I could work as an editor for you. I specialize in grammar and wording. Although I would be the biggest help there, I can also keep a decent eye out for punctuation. I must warn you though that I am not a proofreader and I may miss things.
Did you share the latest chapter with me? I mean, there's a reason I have you on Steam.
Edit: You did! Via Fimfiction, and not email. :P
Really? Hit me with 'em both, someone's gotta pull you outta that hole you've dug for yourself. Or pour koolaid in there and let you keep digging.
2276621 You already seen the latest chapter. (It's the one with StarSwirl)
2277040 I already own a Kool-Aid pool.
2276223 I think you're going too deep into the subject.
2276390 2276291 Fantastic!
2277104 I KNEW THAT
Could you send them via email in the future? 'Twould make knowing when I've received them easier and not cause confusion like this.
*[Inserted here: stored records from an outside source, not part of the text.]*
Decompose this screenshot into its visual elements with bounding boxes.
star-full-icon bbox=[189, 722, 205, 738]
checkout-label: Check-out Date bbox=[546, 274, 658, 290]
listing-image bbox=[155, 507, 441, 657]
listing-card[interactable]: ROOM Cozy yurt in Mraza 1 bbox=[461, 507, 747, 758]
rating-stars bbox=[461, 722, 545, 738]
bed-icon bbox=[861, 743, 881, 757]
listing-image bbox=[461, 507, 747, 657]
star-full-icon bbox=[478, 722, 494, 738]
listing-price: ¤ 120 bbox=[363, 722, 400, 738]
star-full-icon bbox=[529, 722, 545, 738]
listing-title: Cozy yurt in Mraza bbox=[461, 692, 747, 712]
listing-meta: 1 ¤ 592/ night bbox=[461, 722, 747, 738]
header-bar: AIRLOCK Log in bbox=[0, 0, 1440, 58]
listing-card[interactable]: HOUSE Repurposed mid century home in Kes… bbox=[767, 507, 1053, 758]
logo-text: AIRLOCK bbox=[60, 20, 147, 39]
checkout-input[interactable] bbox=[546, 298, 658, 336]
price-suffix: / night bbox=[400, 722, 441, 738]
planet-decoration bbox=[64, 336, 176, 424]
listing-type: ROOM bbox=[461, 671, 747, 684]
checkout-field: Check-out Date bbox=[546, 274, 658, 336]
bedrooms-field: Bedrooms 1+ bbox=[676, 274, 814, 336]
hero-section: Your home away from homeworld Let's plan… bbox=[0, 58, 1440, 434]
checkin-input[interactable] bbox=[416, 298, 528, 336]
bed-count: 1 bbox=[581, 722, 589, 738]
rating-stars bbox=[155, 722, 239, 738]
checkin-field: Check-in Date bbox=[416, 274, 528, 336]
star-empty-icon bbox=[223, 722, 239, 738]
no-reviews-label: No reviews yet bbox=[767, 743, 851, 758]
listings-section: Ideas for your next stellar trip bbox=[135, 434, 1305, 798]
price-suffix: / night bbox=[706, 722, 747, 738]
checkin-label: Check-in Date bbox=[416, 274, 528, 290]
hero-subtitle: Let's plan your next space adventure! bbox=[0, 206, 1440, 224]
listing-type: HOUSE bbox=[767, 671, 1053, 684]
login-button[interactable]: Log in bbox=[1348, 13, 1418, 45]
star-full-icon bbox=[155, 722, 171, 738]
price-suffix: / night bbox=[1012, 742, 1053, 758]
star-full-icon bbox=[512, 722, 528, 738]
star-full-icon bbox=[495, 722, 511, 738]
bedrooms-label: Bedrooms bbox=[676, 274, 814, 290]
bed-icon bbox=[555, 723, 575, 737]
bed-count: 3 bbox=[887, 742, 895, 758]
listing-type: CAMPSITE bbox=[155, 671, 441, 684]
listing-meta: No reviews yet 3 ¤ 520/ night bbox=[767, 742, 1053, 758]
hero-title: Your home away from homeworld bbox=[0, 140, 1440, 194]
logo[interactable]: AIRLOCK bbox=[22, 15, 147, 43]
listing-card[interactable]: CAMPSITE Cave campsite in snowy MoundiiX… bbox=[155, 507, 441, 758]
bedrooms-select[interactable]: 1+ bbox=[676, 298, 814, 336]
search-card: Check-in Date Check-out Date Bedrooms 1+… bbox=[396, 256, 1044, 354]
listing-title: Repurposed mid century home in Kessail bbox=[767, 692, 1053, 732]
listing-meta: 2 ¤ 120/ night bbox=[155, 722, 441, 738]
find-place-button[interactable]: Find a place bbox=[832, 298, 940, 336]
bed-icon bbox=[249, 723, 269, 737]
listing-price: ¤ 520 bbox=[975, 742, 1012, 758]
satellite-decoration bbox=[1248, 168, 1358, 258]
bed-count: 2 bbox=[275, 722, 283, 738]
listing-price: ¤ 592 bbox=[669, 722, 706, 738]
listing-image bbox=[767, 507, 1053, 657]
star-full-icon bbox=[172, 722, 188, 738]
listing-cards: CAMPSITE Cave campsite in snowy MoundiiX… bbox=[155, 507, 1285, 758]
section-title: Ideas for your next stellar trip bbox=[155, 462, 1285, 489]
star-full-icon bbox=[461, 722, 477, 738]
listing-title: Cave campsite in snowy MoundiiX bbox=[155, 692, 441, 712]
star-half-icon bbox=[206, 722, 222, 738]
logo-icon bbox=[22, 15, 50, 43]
I'm send you my email via Steam.
2277040 Mmm, KoolAid. *dreamy smile*
2277104 Well, then I'll pour steel into it, and watch as you burn!! Because nothing says "I love you" quite like being slathered in molten metal.
2277165 Ask Joe if you can swim in his Pool-Aid.
2277191 Do it mother f*cker my body is ready!
2277196 But first, lemme play this awesome, make-you-love-life song so you're depressed that you're about to be encased in steel and this rendered unable to experience life ever again.
2277194 *eye twitch*
*slowly draws bloody knife*
I dare you to make a pun as bad as that ever again.
2277205 But, hey! It was a smart pun, eh? why don't you go and kool off, eh?
2277196 Okay, gimme a minute. *drives off in Hummer and comes back with a large pouring shank on a trailer* I have it now!
somethingnonsense.files.wordpress.com/2010/08/liquid-metal-to-kettle1.jpg
2277477 *stabs self*
*doesnt die*
Wait, right, immortality. Dammit. Stupid Merlin, casting the wrong spell on me. Keeps coming back to haunt me.
2277488 MUAHAHAHAHAA!!
I want to be an editor!
I actually applied to the proofreader's group a while ago, but they're pretty backlogged. So I might as well be proactive while I wait.
And I do R&D, so I can help you with technology as well as grammar.